Una prima proposta riguarda l’emissione di titoli di debito, un’emissione di lungo periodo con titoli di Cassa depositi e prestiti. La consistenza ottenuta dovrebbe servire quale “fondo sovrano” per porre sotto tutela le aziende strategiche italiane (Enel, Eni, Leonardo, Poste). Grazie a questa emissione si potrebbe comprare i titoli di queste aziende direttamente da chi ha bisogno di smobilizzarli per esigenza di liquidità. In questo caso si potrebbe ipotizzare anche un obbligo di acquisto per chi supera una determinata soglia di reddito, che non si vedrebbe defraudato ma stimolato a essere partecipe di un’operazione di difesa e sviluppo del patrimonio industriale del Paese. A questa prima emissione potrebbe essere aggiunta una seconda di più lungo periodo di titoli liberamente sottoscrivibili con cedola del 2% annuo da restituire in 30 anni in dichiarazione dei redditi, mediante il meccanismo della detrazione di imposta o della deducibilità fiscale.



Una seconda proposta riguarda il reddito fiscale e la creazione di un istituto ex novo di durata triennale. Il meccanismo dovrebbe creare un “reddito medio” da conguagliare di anno in anno per i tre anni di validità.

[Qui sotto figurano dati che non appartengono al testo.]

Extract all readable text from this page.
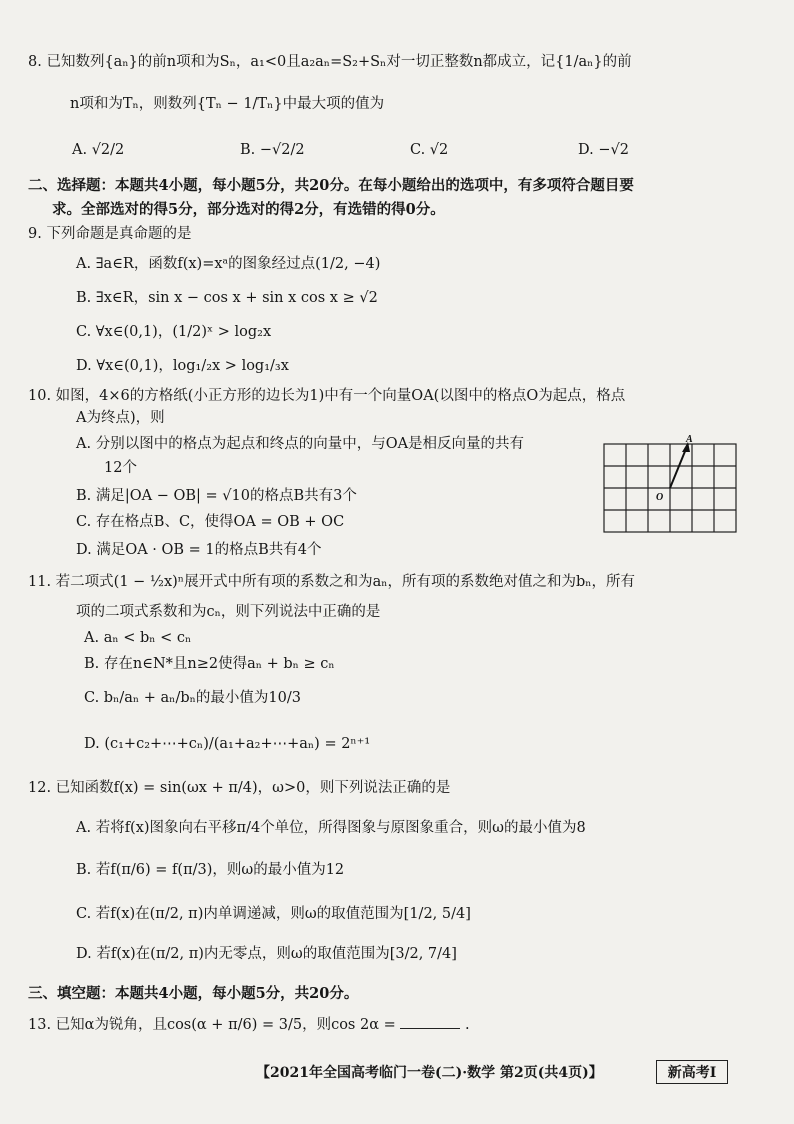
8. 已知数列{aₙ}的前n项和为Sₙ，a₁<0且a₂aₙ=S₂+Sₙ对一切正整数n都成立，记{1/aₙ}的前
n项和为Tₙ，则数列{Tₙ − 1/Tₙ}中最大项的值为
A. √2/2	B. −√2/2	C. √2	D. −√2
二、选择题：本题共4小题，每小题5分，共20分。在每小题给出的选项中，有多项符合题目要
求。全部选对的得5分，部分选对的得2分，有选错的得0分。
9. 下列命题是真命题的是
A. ∃a∈R，函数f(x)=xᵃ的图象经过点(1/2, −4)
B. ∃x∈R，sin x − cos x + sin x cos x ≥ √2
C. ∀x∈(0,1)，(1/2)ˣ > log₂x
D. ∀x∈(0,1)，log₁/₂x > log₁/₃x
10. 如图，4×6的方格纸(小正方形的边长为1)中有一个向量OA(以图中的格点O为起点，格点
A为终点)，则
A. 分别以图中的格点为起点和终点的向量中，与OA是相反向量的共有
12个
B. 满足|OA − OB| = √10的格点B共有3个
C. 存在格点B、C，使得OA = OB + OC
D. 满足OA · OB = 1的格点B共有4个
A
O
11. 若二项式(1 − ½x)ⁿ展开式中所有项的系数之和为aₙ，所有项的系数绝对值之和为bₙ，所有
项的二项式系数和为cₙ，则下列说法中正确的是
A. aₙ < bₙ < cₙ
B. 存在n∈N*且n≥2使得aₙ + bₙ ≥ cₙ
C. bₙ/aₙ + aₙ/bₙ的最小值为10/3
D. (c₁+c₂+⋯+cₙ)/(a₁+a₂+⋯+aₙ) = 2ⁿ⁺¹
12. 已知函数f(x) = sin(ωx + π/4)，ω>0，则下列说法正确的是
A. 若将f(x)图象向右平移π/4个单位，所得图象与原图象重合，则ω的最小值为8
B. 若f(π/6) = f(π/3)，则ω的最小值为12
C. 若f(x)在(π/2, π)内单调递减，则ω的取值范围为[1/2, 5/4]
D. 若f(x)在(π/2, π)内无零点，则ω的取值范围为[3/2, 7/4]
三、填空题：本题共4小题，每小题5分，共20分。
13. 已知α为锐角，且cos(α + π/6) = 3/5，则cos 2α =	.
【2021年全国高考临门一卷(二)·数学 第2页(共4页)】	新高考Ⅰ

Cosicché per l’anno 2019, quindi nel 2020, si pagherebbe solo il 70% delle imposte relative alla dichiarazione per l’anno fiscale 2019 e su questa liquidazione andrebbero pagati gli acconti per il 2020. Nel 2021 si prenderebbe il reddito maturato nel 2020 e lo si conguaglierebbe con quello conseguito nel 2019 e su questo risultato medio andrebbero calcolate le imposte e gli acconti da versare per l’anno 2021 e cosi via per l’anno 2022. Questo meccanismo non si applicherebbe a chi delocalizza all’estero, ma si offrirebbe rafforzato a chi ritorna in Italia. Anzi, a costoro dobbiamo offrire un regime fiscale simile a quello garantito a chi sposta la sede legale in Olanda.

Poi vi sono altre importanti innovazioni da introdurre con piccoli sforzi. Come allargare in maniera graduale il reverse charge ai rapporti tra imprese e professionisti e imprese/imprese onde evitare che ci siano aziende che continuano a trattenere l’Iva per “autofinanziamento”.

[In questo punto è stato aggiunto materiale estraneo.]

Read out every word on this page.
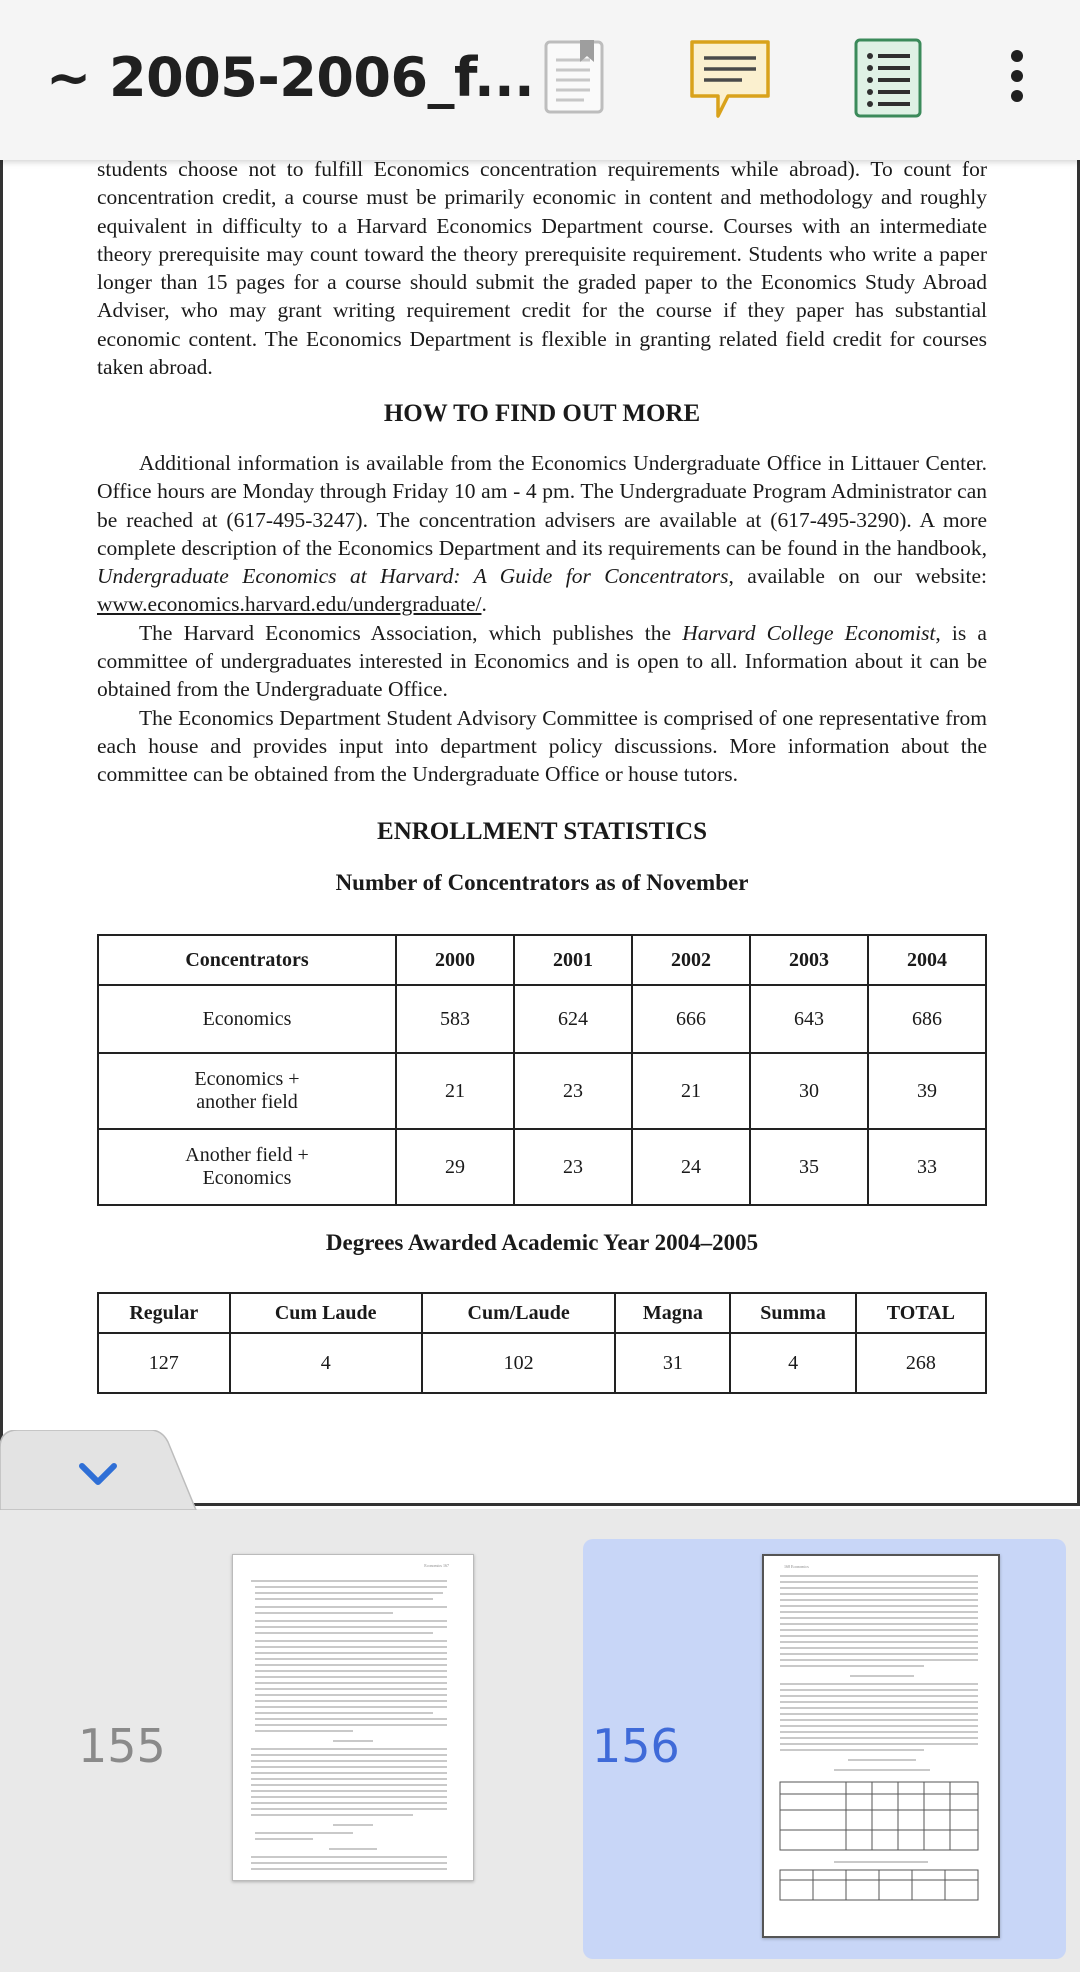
~ 2005-2006_f...

students choose not to fulfill Economics concentration requirements while abroad). To count for concentration credit, a course must be primarily economic in content and methodology and roughly equivalent in difficulty to a Harvard Economics Department course. Courses with an intermediate theory prerequisite may count toward the theory prerequisite requirement. Students who write a paper longer than 15 pages for a course should submit the graded paper to the Economics Study Abroad Adviser, who may grant writing requirement credit for the course if they paper has substantial economic content. The Economics Department is flexible in granting related field credit for courses taken abroad.

HOW TO FIND OUT MORE

Additional information is available from the Economics Undergraduate Office in Littauer Center. Office hours are Monday through Friday 10 am - 4 pm. The Undergraduate Program Administrator can be reached at (617-495-3247). The concentration advisers are available at (617-495-3290). A more complete description of the Economics Department and its requirements can be found in the handbook, Undergraduate Economics at Harvard: A Guide for Concentrators, available on our website: www.economics.harvard.edu/undergraduate/.

The Harvard Economics Association, which publishes the Harvard College Economist, is a committee of undergraduates interested in Economics and is open to all. Information about it can be obtained from the Undergraduate Office.

The Economics Department Student Advisory Committee is comprised of one representative from each house and provides input into department policy discussions. More information about the committee can be obtained from the Undergraduate Office or house tutors.

ENROLLMENT STATISTICS
Number of Concentrators as of November
Concentrators	2000	2001	2002	2003	2004
Economics	583	624	666	643	686
Economics +
another field	21	23	21	30	39
Another field +
Economics	29	23	24	35	33
Degrees Awarded Academic Year 2004–2005
Regular	Cum Laude	Cum/Laude	Magna	Summa	TOTAL
127	4	102	31	4	268
155
Economics 167
156
168 Economics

È il momento di rivedere il sistema delle detrazioni presenti nel quadro RP e limitarle a quelle strettamente utili e di elevato valore sociale: sanitarie, mutui, deduzioni per donazioni verso la ricerca e il Terzo settore in generale. Sarebbe utilissimo introdurre per l’anno 2020 contributi figurativi ai fini pensionistici per tutte le gestioni previdenziali dei lavoratori autonomi (comprese artigiani e commercianti). Salvo nel 2022 restituirli per tutti coloro che conseguono un reddito pari o superiore alla media di quello conseguito nei due anni precedenti. Chi invece non ce l’avrà fatta potrà conservare l’aiuto ricevuto. Così operando garantiremo a tutti liquidità, anche a chi, pur non avendo problemi di reddito in futuro, sta avendo oggi problemi a incassare. Attraverso questo meccanismo gli enti previdenziali dovranno solo controllare ex post e non esercitare il potere discrezionale di dire “a te sì e a te no”.

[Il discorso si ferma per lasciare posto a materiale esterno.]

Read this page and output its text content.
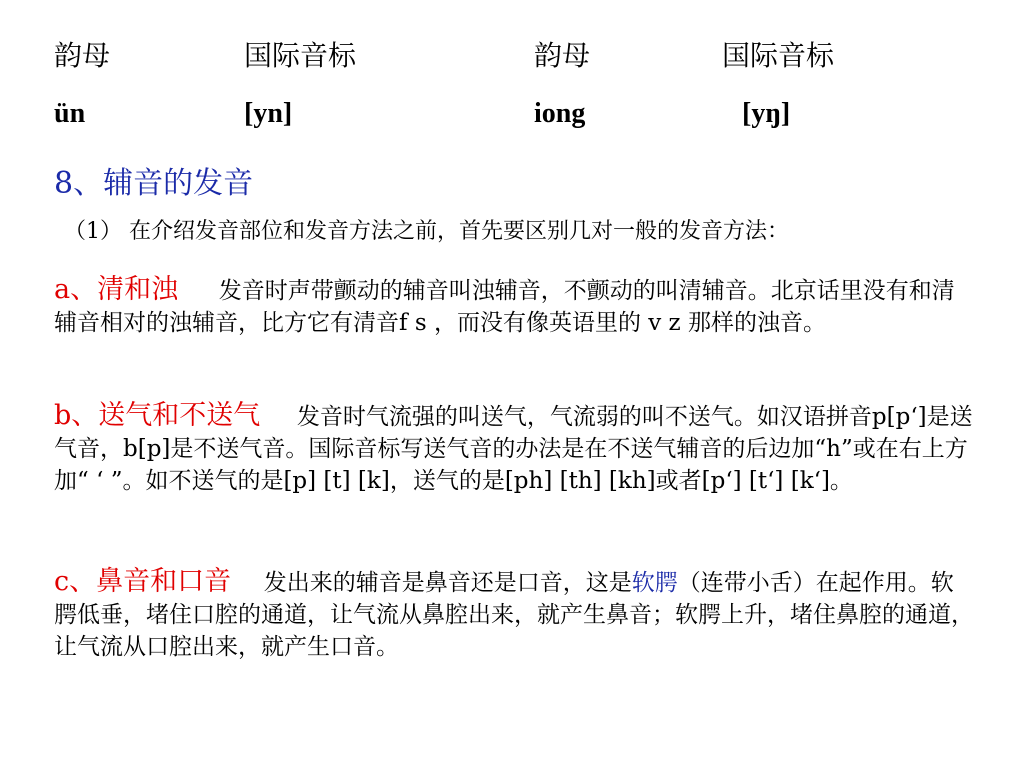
韵母	国际音标	韵母	国际音标
ün	[yn]	iong	[yŋ]
8、辅音的发音
（1） 在介绍发音部位和发音方法之前，首先要区别几对一般的发音方法：
a、清和浊 发音时声带颤动的辅音叫浊辅音，不颤动的叫清辅音。北京话里没有和清辅音相对的浊辅音，比方它有清音f s ，而没有像英语里的 v z 那样的浊音。
b、送气和不送气 发音时气流强的叫送气，气流弱的叫不送气。如汉语拼音p[p‘]是送气音，b[p]是不送气音。国际音标写送气音的办法是在不送气辅音的后边加“h”或在右上方加“ ‘ ”。如不送气的是[p] [t] [k]，送气的是[ph] [th] [kh]或者[p‘] [t‘] [k‘]。
c、鼻音和口音 发出来的辅音是鼻音还是口音，这是软腭（连带小舌）在起作用。软腭低垂，堵住口腔的通道，让气流从鼻腔出来，就产生鼻音；软腭上升，堵住鼻腔的通道，让气流从口腔出来，就产生口音。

Altra opportunità dovrebbe derivare dalla sospensione del codice civile per le perdite che si materializzano nel 2020. Le perdite non dovrebbero contribuire all’applicazione delle norme di tutela del patrimonio netto. La perdita maturata non dovrebbe essere computata ai fini della tutela patrimoniale e per la copertura ci sarebbe tempo tre anni. Così si eviterebbe una ricapitalizzazione difficile da immaginare oggi e l’avvio di misure concorsuali. Anzi, sarebbe il caso di differire di un anno i piani di risanamento già approvati per le aziende soggette a procedure, prorogando la scadenza al 31/12/2021. Gli attuali sei mesi di proroga non tengono conto della stagionalità di talune attività.

In un momento come quello che stiamo vivendo in Italia dobbiamo dimostrare che siamo una nazione in grado di risolvere i nostri problemi, rimboccandoci le maniche. Dobbiamo farlo per poter sedere ai tavoli europei con dignità e autorevolezza per poi chiedere all’Europa un salto di qualità. Ma quello che conta oggi è dare ai nostri giovani il segnale che siamo una nazione.